Text: Oliver Schönfeld
Fotos: Agora Verkehrswende, Hochschule Darmstadt, BIEK e.V., Shutterstock
Und täglich grüßt die Blechlawine: Der Dauerstau ist in vielen Ballungsräumen zur Routine geworden. Verantwortliche in den Städten suchen nach Auswegen aus dem Verkehrskollaps – und vor dem Hintergrund der Reformierung des Straßenverkehrsrechts nach neuen Konzepten für eine stabil funktionierende urbane Logistik.
Reform des Straßenverkehrsrechts
Wolfgang Aichinger, Projektleiter Städtische Mobilität bei der Initiative Agora Verkehrswende, pflichtet Follmann bei: „Gegen das Halten und Parken auf Radwegen, in der zweiten Reihe oder im Kreuzungsbereich, wie es heute häufig im Lieferverkehr vorkommt, helfen mehr Ladezonen. Die Stadt Wiesbaden ist ein gutes Praxisbeispiel für deren systematische Ausdehnung.“ Ein neues Verkehrsschild, das solche Ladebereiche ausweist, ist Aichinger zufolge nicht zwingend erforderlich. „Es würde aber, wie so oft im Verkehrsrecht, die Anordnung und die Verständlichkeit wesentlich verbessern.“ Dazu gehöre auch, die Nutzung dieser Ladebereiche zu kontrollieren und die Halterinnen und Halter womöglich falsch dort parkender Pkw zu sanktionieren. Ein weiterer Vorschlag von Wolfgang Aichinger: „Im Neubau von Gebäuden und Quartieren sollten Logistikflächen auch auf privatem Boden errichtet werden.

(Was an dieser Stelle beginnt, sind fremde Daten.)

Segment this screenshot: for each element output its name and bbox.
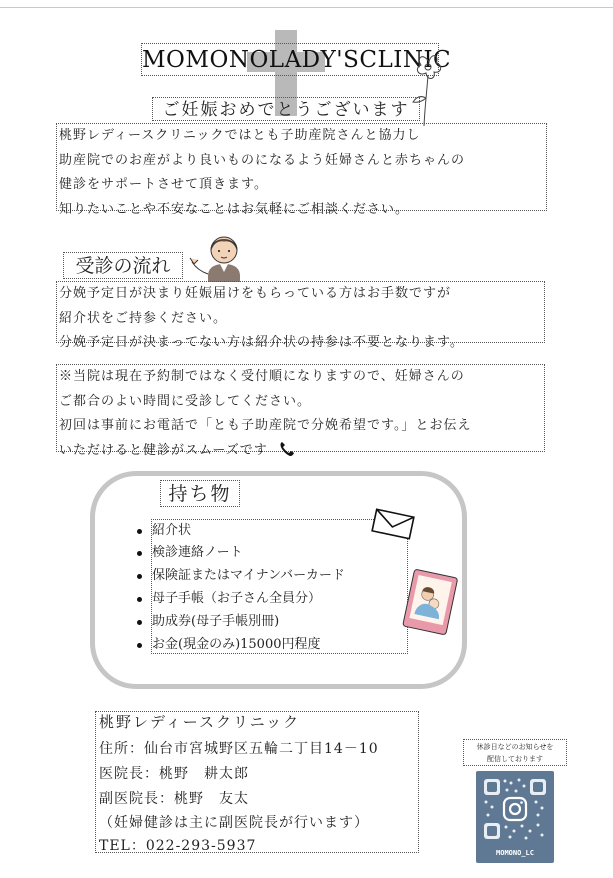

Für die Transformation zu einer emissionsfreien Logistik können Null-Emissions-Zonen einen Beitrag leisten.“

»Gegen das Halten und Parken auf Radwegen, in der zweiten Reihe oder im Kreuzungsbereich, wie es heute häufig im Lieferverkehr vorkommt, helfen mehr Ladezonen.«
Wolfgang Aichinger, Projektleiter Städtische Mobilität bei der Initiative Agora Verkehrswende
Um den großen Konsens unter den Interessenvertretungen wie dem Bundesverband Paket und Expresslogistik e. V. (BIEK) oder dem Radlogistikverband Deutschland e. V. aufzuzeigen, hat Agora aktuelle Vorschläge zur Reform des Verkehrsrechts zusammengeführt. Vertiefende Einblicke bot unlängst eine Online-Diskussion mit Vertreterinnen und Vertretern aus Wissenschaft und Politik zum Thema „Straßenverkehrsrecht umfassend reformieren – welche Schritte sind dafür notwendig?“. Dort wurde nochmals deutlich: Die Kommunen erhoffen sich von der Anpassung des Straßenverkehrsrechts insbesondere mehr Handlungs- und Entscheidungsspielräume vor Ort.

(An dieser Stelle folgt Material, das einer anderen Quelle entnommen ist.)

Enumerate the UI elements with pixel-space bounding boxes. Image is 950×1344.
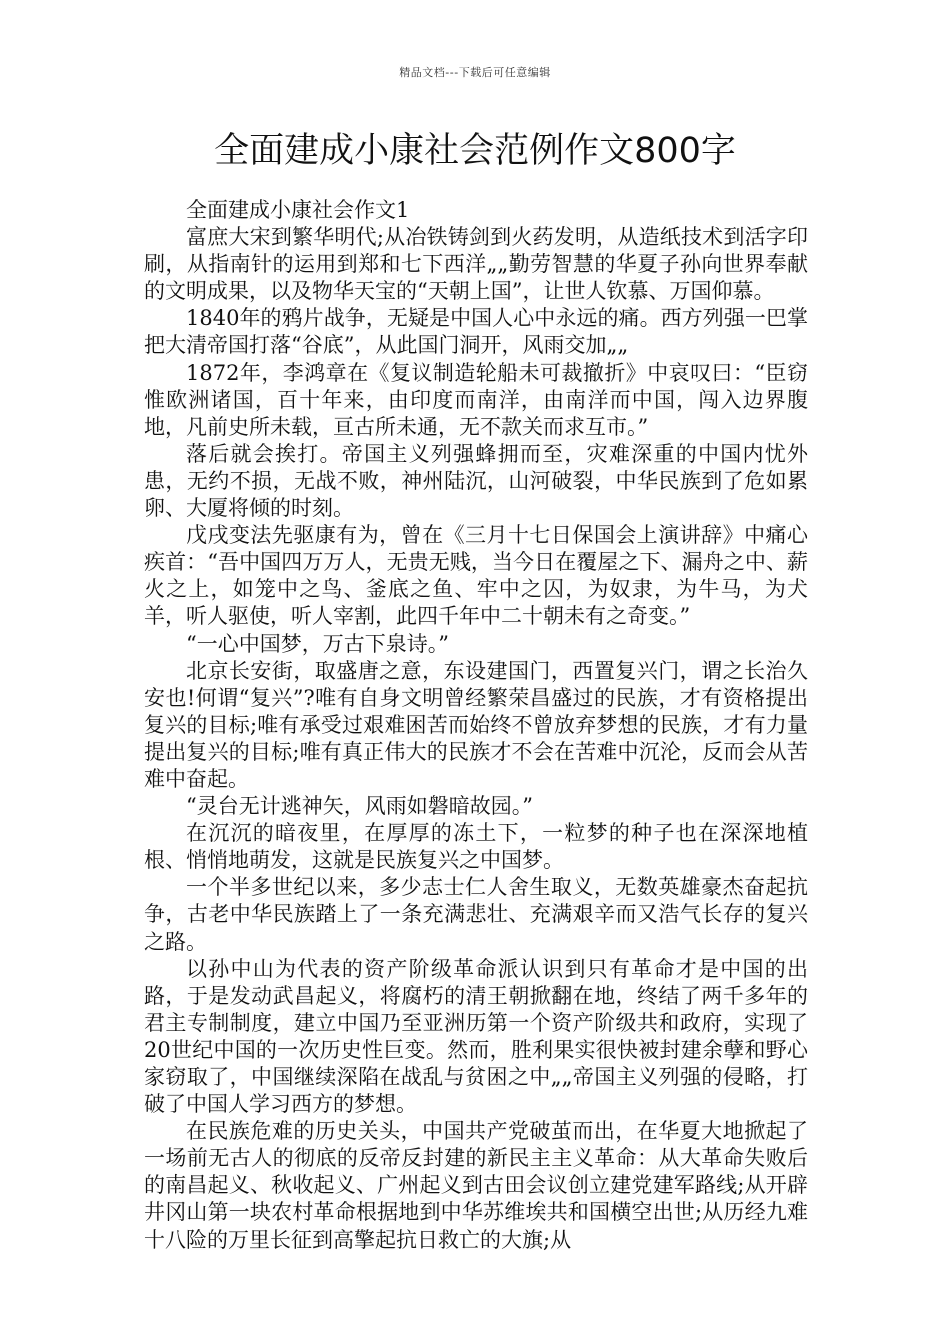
paragraph: 以孙中山为代表的资产阶级革命派认识到只有革命才是中国的出路，于是发动武昌起义，将腐朽的清王朝掀翻在地，终结了两千多年的君主专制制度，建立中国乃至亚洲历第一个资产阶级共和政府，实现了20世纪中国的一次历史性巨变。然而，胜利果实很快被封建余孽和野心家窃取了，中国继续深陷在战乱与贫困之中„„帝国主义列强的侵略，打破了中国人学习西方的梦想。	[144, 956, 808, 1117]
document-title: 全面建成小康社会范例作文800字	[214, 131, 736, 171]
paragraph: “灵台无计逃神矢，风雨如磐暗故园。”	[186, 794, 533, 819]
paragraph: 一个半多世纪以来，多少志士仁人舍生取义，无数英雄豪杰奋起抗争，古老中华民族踏上了一条充满悲壮、充满艰辛而又浩气长存的复兴之路。	[144, 875, 808, 954]
document-body	[144, 197, 808, 1254]
paragraph: 富庶大宋到繁华明代;从冶铁铸剑到火药发明，从造纸技术到活字印刷，从指南针的运用到郑和七下西洋„„勤劳智慧的华夏子孙向世界奉献的文明成果，以及物华天宝的“天朝上国”，让世人钦慕、万国仰慕。	[144, 225, 808, 304]
paragraph: 1840年的鸦片战争，无疑是中国人心中永远的痛。西方列强一巴掌把大清帝国打落“谷底”，从此国门洞开，风雨交加„„	[144, 306, 808, 358]
paragraph: “一心中国梦，万古下泉诗。”	[186, 631, 449, 656]
paragraph: 北京长安街，取盛唐之意，东设建国门，西置复兴门，谓之长治久安也!何谓“复兴”?唯有自身文明曾经繁荣昌盛过的民族，才有资格提出复兴的目标;唯有承受过艰难困苦而始终不曾放弃梦想的民族，才有力量提出复兴的目标;唯有真正伟大的民族才不会在苦难中沉沦，反而会从苦难中奋起。	[144, 658, 808, 791]
paragraph: 戊戌变法先驱康有为，曾在《三月十七日保国会上演讲辞》中痛心疾首：“吾中国四万万人，无贵无贱，当今日在覆屋之下、漏舟之中、薪火之上，如笼中之鸟、釜底之鱼、牢中之囚，为奴隶，为牛马，为犬羊，听人驱使，听人宰割，此四千年中二十朝未有之奇变。”	[144, 523, 808, 629]
paragraph: 落后就会挨打。帝国主义列强蜂拥而至，灾难深重的中国内忧外患，无约不损，无战不败，神州陆沉，山河破裂，中华民族到了危如累卵、大厦将倾的时刻。	[144, 441, 808, 521]
paragraph: 1872年，李鸿章在《复议制造轮船未可裁撤折》中哀叹曰：“臣窃惟欧洲诸国，百十年来，由印度而南洋，由南洋而中国，闯入边界腹地，凡前史所未载，亘古所未通，无不款关而求互市。”	[144, 360, 808, 439]
paragraph: 全面建成小康社会作文1	[186, 198, 410, 222]
header-note: 精品文档---下载后可任意编辑	[399, 66, 551, 79]
paragraph: 在沉沉的暗夜里，在厚厚的冻土下，一粒梦的种子也在深深地植根、悄悄地萌发，这就是民族复兴之中国梦。	[144, 821, 808, 873]
paragraph: 在民族危难的历史关头，中国共产党破茧而出，在华夏大地掀起了一场前无古人的彻底的反帝反封建的新民主主义革命：从大革命失败后的南昌起义、秋收起义、广州起义到古田会议创立建党建军路线;从开辟井冈山第一块农村革命根据地到中华苏维埃共和国横空出世;从历经九难十八险的万里长征到高擎起抗日救亡的大旗;从	[144, 1119, 808, 1252]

So ist das Ausweisen von Tempo 30 bislang an hohe bürokratische Hürden und streng definierte Rahmenbedingungen gebunden, etwa an das Vorhandensein einer Kindertageseinrichtung in direkter Nähe. Das Präsidium des Städtetags fordert in einem Beschluss vom September 2021, dass Kommunen stattdessen innerorts auf einzelnen Straßen eigenständig die Höchstgeschwindigkeit auf 30 Stundenkilometer senken können – unabhängig von besonderen Gefahrensituationen. Zudem werden Modellprojekte angeregt, um die Auswirkungen eines generellen Tempolimits auf innerstädtischen Straßen auszuwerten.

»Geschwindigkeiten von 30 Stundenkilometern unterstützen gleichmäßigere Verkehrsabläufe.«
Prof. Dr. Jürgen Follmann, Dekan der Hochschule Darmstadt
Auswirkungen auf die urbane Logistik
Prof. Dr. Follmann schließt sich diesen Forderungen des Städtetages an: „Geschwindigkeiten von 30 Stundenkilometern unterstützen gleichmäßigere Verkehrsabläufe. Sie sollten auf Streckenabschnitten vorgesehen werden, auf denen sich die verschiedenen Verkehrsarten stark überlagern, um die Verkehrssicherheit zu verbessern sowie Schadstoffausstoß und Lärm zu verringern.“ Nach seiner Vorstellung würden Hauptverkehrsstraßen mit eigenen Anlagen für den Radverkehr in der Regel weiterhin mit Tempo-50-Schildern versehen werden.